Das Team-Gefühl wie vor zwei Jahren beim EM-Sieg in Polen- ist es nun auch in Kroatien da?
Tobias Reichmann: Es kommt jetzt, ja. Nun merken wir, dass wir richtig im Turnier drin sind. Auch wenn wir in der Abwehr gegen Slowenien noch nicht so weit waren. Aber das Gefühl ist da, die Sicherheit kommt auch. Wir werden uns nun gut auf Mazedonien einstellen und dann habe ich eigentlich ein ganz gutes Gefühl.
Was hat es eigentlich mit Ihrer Vorliebe für Mais auf sich?

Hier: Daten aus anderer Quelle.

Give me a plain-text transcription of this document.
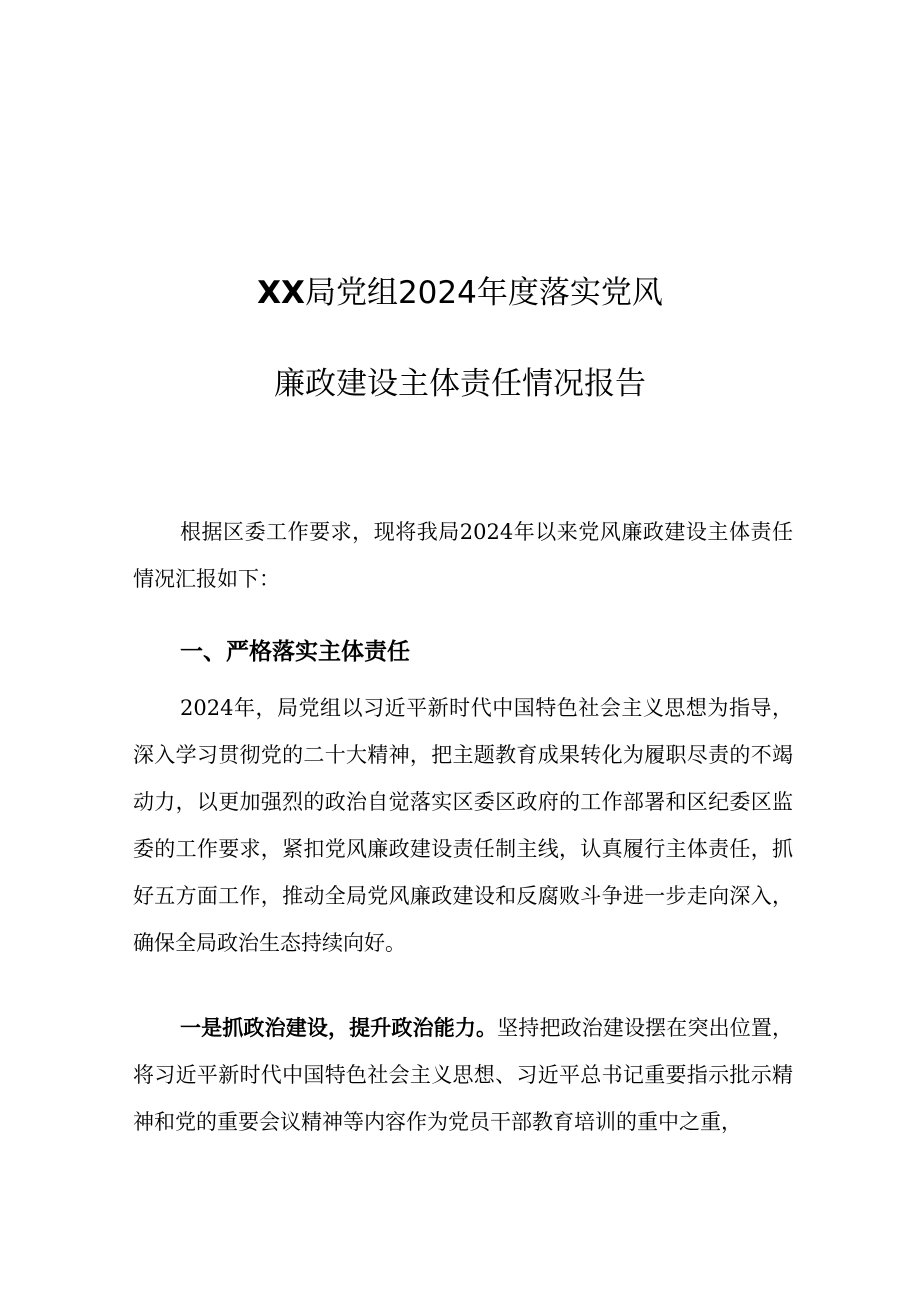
XX局党组2024年度落实党风
廉政建设主体责任情况报告

根据区委工作要求，现将我局2024年以来党风廉政建设主体责任情况汇报如下：

一、严格落实主体责任

2024年，局党组以习近平新时代中国特色社会主义思想为指导，深入学习贯彻党的二十大精神，把主题教育成果转化为履职尽责的不竭动力，以更加强烈的政治自觉落实区委区政府的工作部署和区纪委区监委的工作要求，紧扣党风廉政建设责任制主线，认真履行主体责任，抓好五方面工作，推动全局党风廉政建设和反腐败斗争进一步走向深入，确保全局政治生态持续向好。

一是抓政治建设，提升政治能力。坚持把政治建设摆在突出位置，将习近平新时代中国特色社会主义思想、习近平总书记重要指示批示精神和党的重要会议精神等内容作为党员干部教育培训的重中之重，
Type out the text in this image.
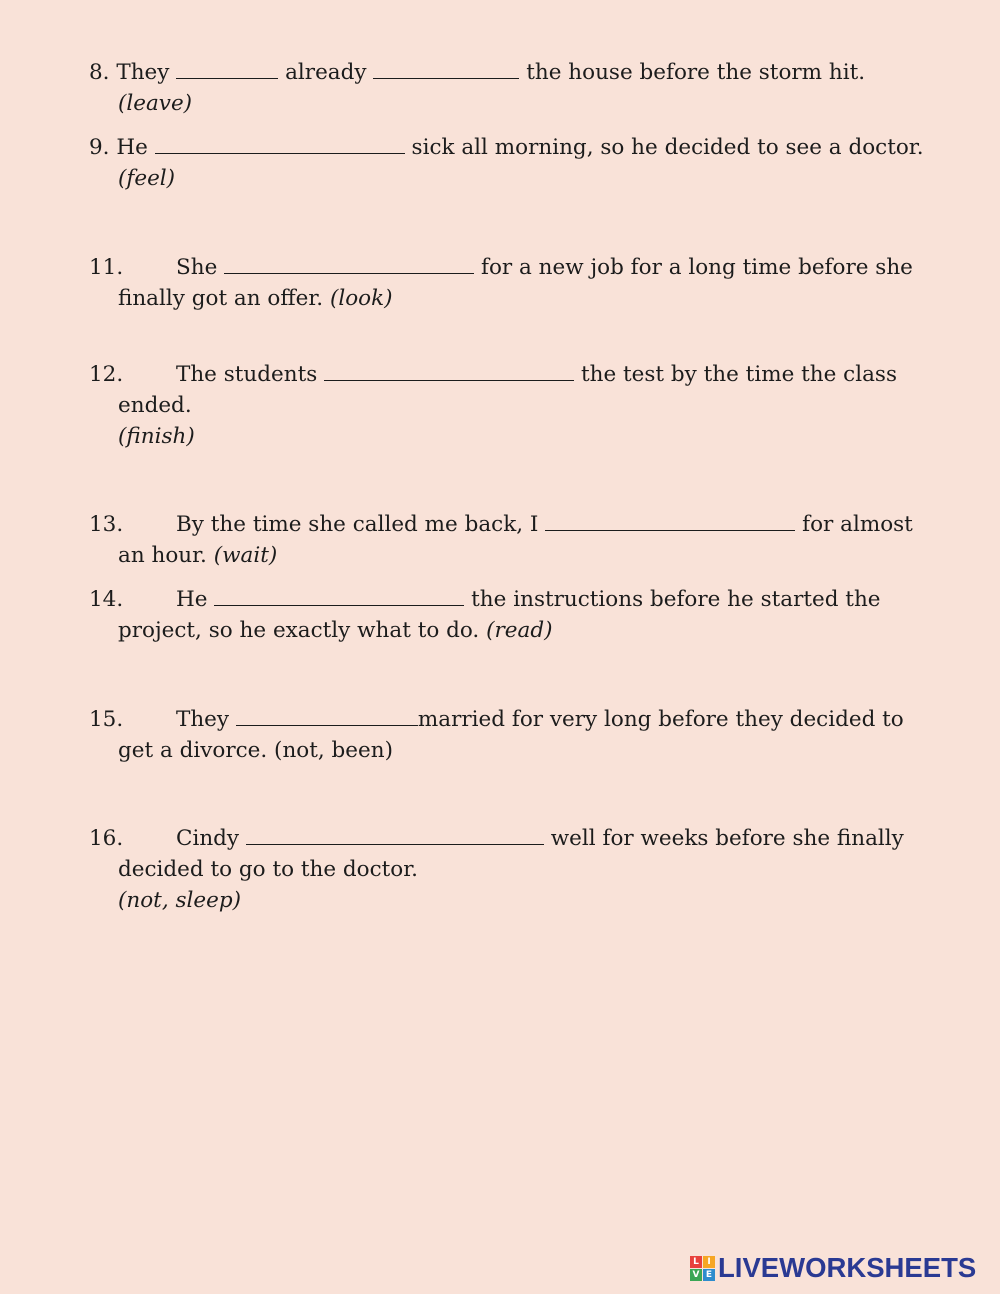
8. They	already	the house before the storm hit.
(leave)
9. He	sick all morning, so he decided to see a doctor.
(feel)
11. She	for a new job for a long time before she
finally got an offer. (look)
12. The students	the test by the time the class
ended.
(finish)
13. By the time she called me back, I	for almost
an hour. (wait)
14. He	the instructions before he started the
project, so he exactly what to do. (read)
15. They	married for very long before they decided to
get a divorce. (not, been)
16. Cindy	well for weeks before she finally
decided to go to the doctor.
(not, sleep)
L I
V E LIVEWORKSHEETS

Tobias Reichmann: (lacht) Ich weiß nie, wie ich auf die mir immer wieder gerne gestellte Frage antworten soll, warum ich so hoch springe. Ich esse viel und sehr gerne Mais, das stimmt. Ich bilde mir auch ein, dass es funktioniert, weil ich die Sprungkraft nicht extra trainiere. Ich sehe es deshalb als mein Erfolgsgeheimnis. Aber am Ende sind es wahrscheinlich die guten Gene von den Eltern.